Während Nagib Mikati sich bemüht, sich als vollwertiger Partner in den laufenden Verhandlungen zu etablieren, scheint der Ministerrat nicht anwesend zu sein, da das Kabinett beschlossen hatte, seine Sitzungen offen zu halten, um die Entwicklungen vor Ort zu verfolgen. Aber niemand macht sich Illusionen. „Die Hisbollah verhält sich, als ob nichts geschehen wäre, als ob sie keine ernsthaften Rückschläge auf dem Gebiet erlitten hätte. Sie setzt also weiterhin ihren Willen durch“, sagte ein Abgeordneter der Opposition. „Das schiitische Tandem usurpiert weiterhin die Vorrechte des offiziellen und politischen Libanon. Dies lässt uns keine andere Wahl, als uns weiter für ein Ende des Konflikts einzusetzen“, sagte der Sprecher der Libanesischen Streitkräfte, Charles Jabbour. Einige Hisbollahgegner forderten die Regierung auf, „das Verhandlungsdossier zurückzugewinnen“, wie in einer am Donnerstag veröffentlichten Erklärung des Erneuerungsblocks von Michel Moawad zu lesen ist.
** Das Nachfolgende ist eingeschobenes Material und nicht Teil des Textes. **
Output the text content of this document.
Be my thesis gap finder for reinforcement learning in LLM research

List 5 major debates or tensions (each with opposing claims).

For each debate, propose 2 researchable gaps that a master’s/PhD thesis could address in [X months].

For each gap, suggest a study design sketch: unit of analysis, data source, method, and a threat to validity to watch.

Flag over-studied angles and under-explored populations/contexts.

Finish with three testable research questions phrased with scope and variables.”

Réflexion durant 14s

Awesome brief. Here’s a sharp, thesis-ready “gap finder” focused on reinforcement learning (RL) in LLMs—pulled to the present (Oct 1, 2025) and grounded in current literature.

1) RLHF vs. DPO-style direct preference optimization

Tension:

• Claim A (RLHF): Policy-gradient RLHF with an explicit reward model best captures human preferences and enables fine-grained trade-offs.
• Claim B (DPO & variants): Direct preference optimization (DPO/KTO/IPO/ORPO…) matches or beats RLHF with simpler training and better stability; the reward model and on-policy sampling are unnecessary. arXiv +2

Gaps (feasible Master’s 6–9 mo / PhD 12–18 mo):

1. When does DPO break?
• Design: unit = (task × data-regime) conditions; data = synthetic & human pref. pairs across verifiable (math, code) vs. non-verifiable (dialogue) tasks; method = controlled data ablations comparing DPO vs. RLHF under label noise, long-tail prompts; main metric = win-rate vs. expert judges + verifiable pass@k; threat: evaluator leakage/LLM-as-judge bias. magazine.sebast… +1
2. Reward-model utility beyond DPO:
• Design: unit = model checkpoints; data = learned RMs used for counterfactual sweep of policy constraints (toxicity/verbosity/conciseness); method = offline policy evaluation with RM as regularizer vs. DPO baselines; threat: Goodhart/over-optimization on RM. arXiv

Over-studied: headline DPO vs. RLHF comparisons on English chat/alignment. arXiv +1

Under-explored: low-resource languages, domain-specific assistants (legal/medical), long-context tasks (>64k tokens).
Hisbollah findet eine Alternative
Die Hisbollah ist ihrerseits auf der Suche nach einer breiten politischen Deckung parallel zu den Maßnahmen von Nabih Berry. In Ermangelung eines nennenswerten erweiterten Dialogs ist das Parlament offen für Treffen zwischen Hisbollah-Abgeordneten und ihren Kollegen aus anderen Fraktionen (mit Ausnahme der FL, dem großen lokalen Gegner der schiitischen Partei). „Wir haben diese Treffen einberufen, um den Parlamentariern zu erklären, was wirklich vor Ort geschieht“, sagte der Hisb-Abgeordnete Ali Fayad am Dienstag nach einem Treffen mit Abgeordneten der Freien Patriotischen Strömung, die sich vor kurzem offiziell von der Schiitenpartei getrennt hat, da sie den Krieg strikt ablehnt.
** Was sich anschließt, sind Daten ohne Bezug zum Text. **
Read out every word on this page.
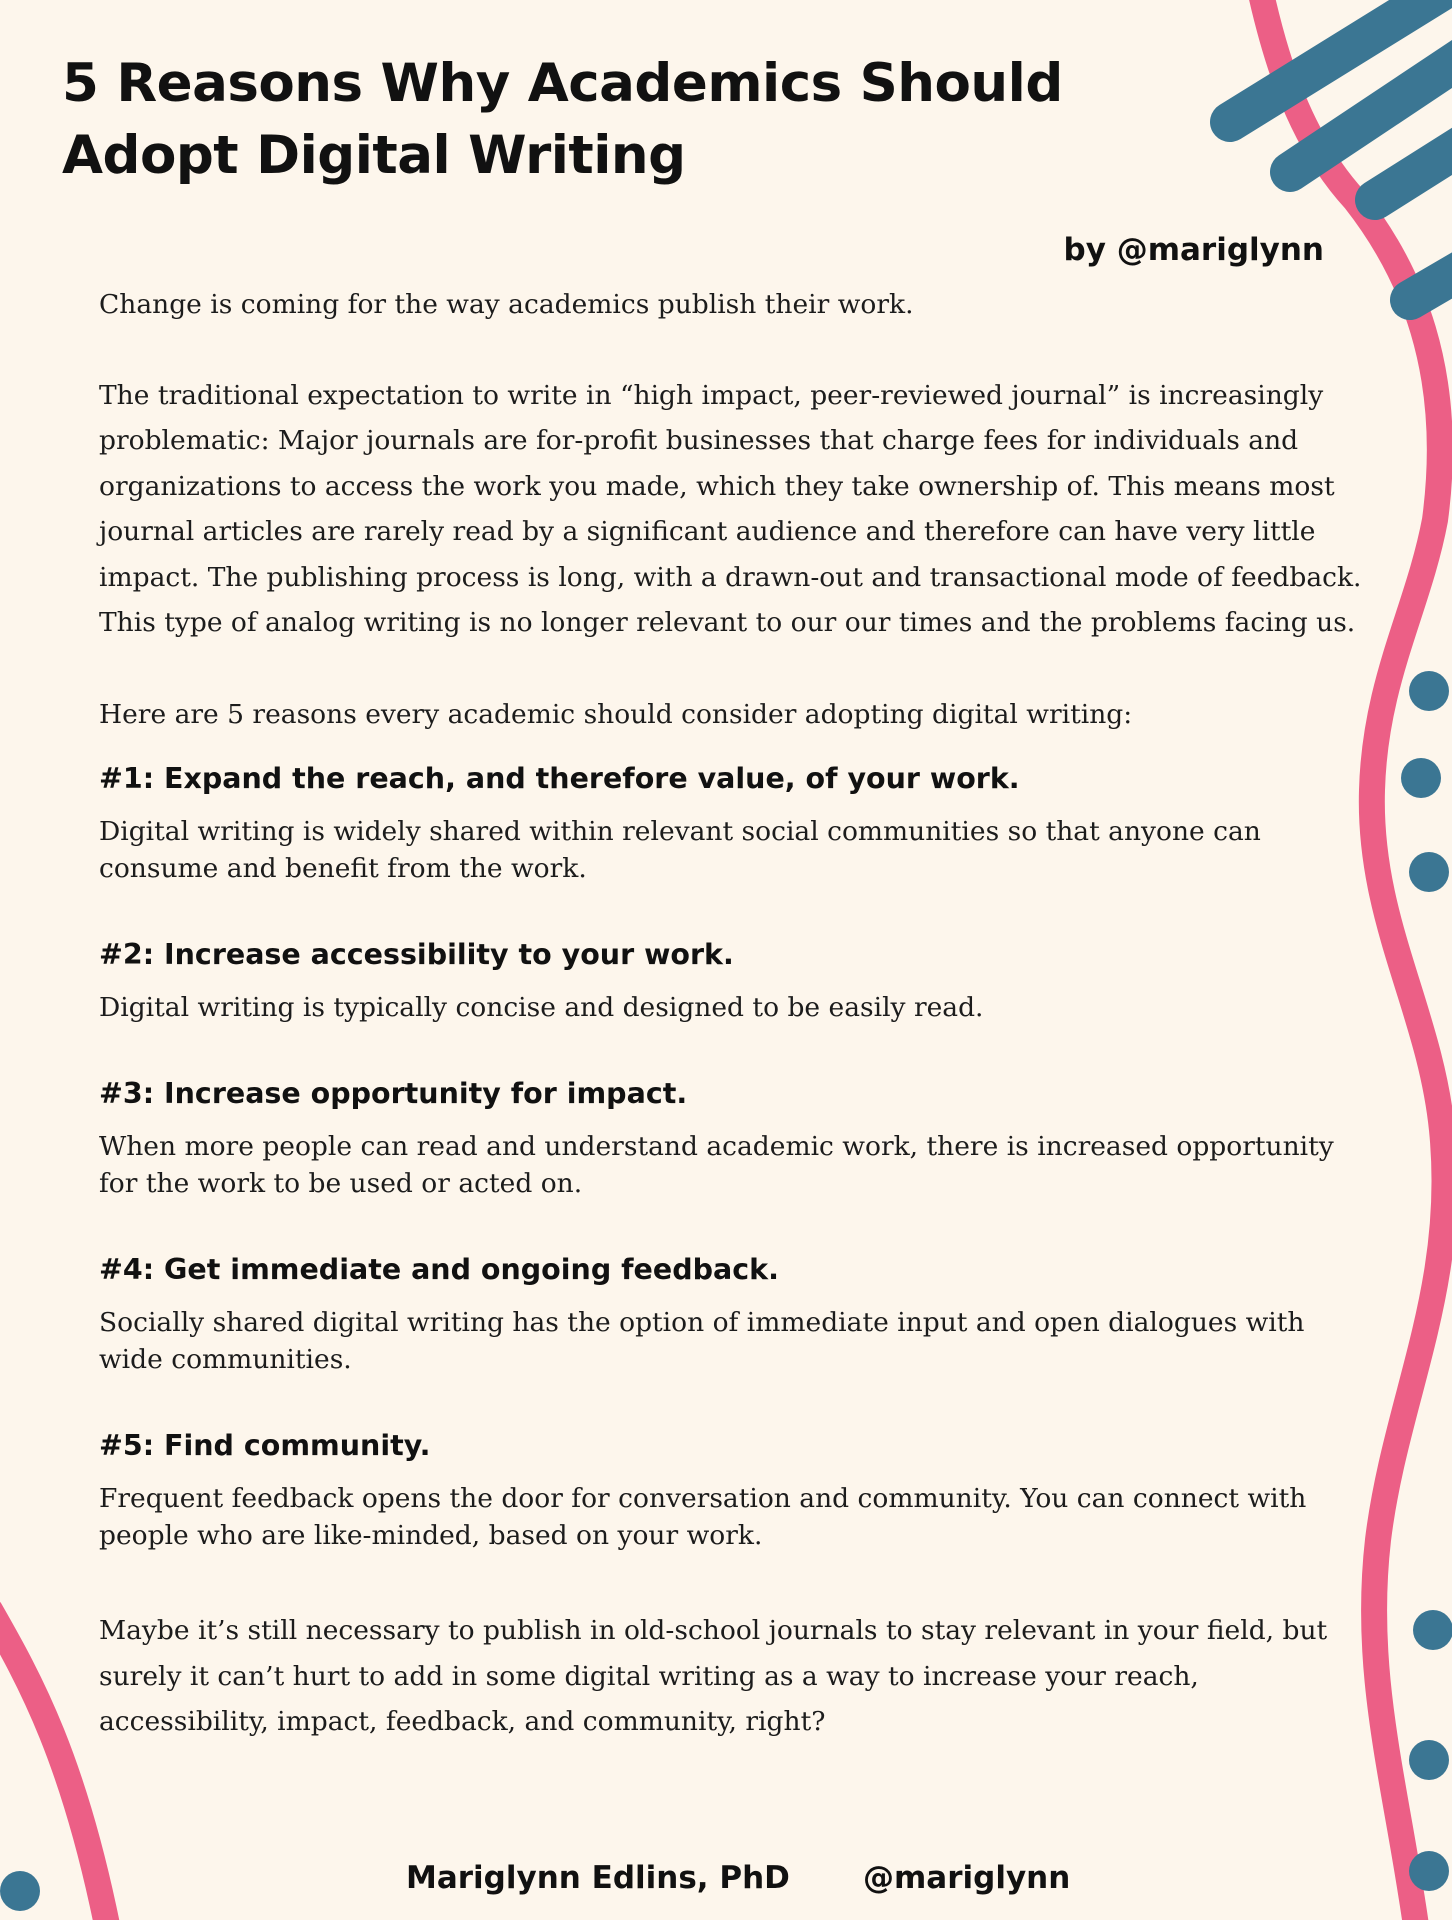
5 Reasons Why Academics Should Adopt Digital Writing
by @mariglynn

Change is coming for the way academics publish their work.

The traditional expectation to write in “high impact, peer-reviewed journal” is increasingly problematic: Major journals are for-profit businesses that charge fees for individuals and organizations to access the work you made, which they take ownership of. This means most journal articles are rarely read by a significant audience and therefore can have very little impact. The publishing process is long, with a drawn-out and transactional mode of feedback. This type of analog writing is no longer relevant to our our times and the problems facing us.

Here are 5 reasons every academic should consider adopting digital writing:

#1: Expand the reach, and therefore value, of your work.

Digital writing is widely shared within relevant social communities so that anyone can consume and benefit from the work.

#2: Increase accessibility to your work.

Digital writing is typically concise and designed to be easily read.

#3: Increase opportunity for impact.

When more people can read and understand academic work, there is increased opportunity for the work to be used or acted on.

#4: Get immediate and ongoing feedback.

Socially shared digital writing has the option of immediate input and open dialogues with wide communities.

#5: Find community.

Frequent feedback opens the door for conversation and community. You can connect with people who are like-minded, based on your work.

Maybe it’s still necessary to publish in old-school journals to stay relevant in your field, but surely it can’t hurt to add in some digital writing as a way to increase your reach, accessibility, impact, feedback, and community, right?

Mariglynn Edlins, PhD @mariglynn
Am Montag hatte im Parlament ein interparlamentarisches Treffen stattgefunden. Die Debatte konzentrierte sich auf die Krise der Vertriebenen, die vor dem Konflikt geflohen sind. Während die Abgeordneten der Hisb auf taube Ohren stießen, als sie forderten, die Präsidentschaftswahlen zu beschleunigen oder zumindest die Kammer zu einer offiziellen Sitzung einzuberufen, begrüßte Salim Sayegh, Abgeordneter der Kataëb, die Bilanz. „Diese Krise ist keine kleine Sache. Die Sicherheit der Vertriebenen muss gewährleistet werden, um das Schlimmste zu verhindern, nämlich die konfessionelle Spaltung“, sagte er und zeigte sich ‚stolz‘, im Namen seiner Partei an dem Treffen teilgenommen zu haben. „Nicht alles ist rein politisch“, betonte er.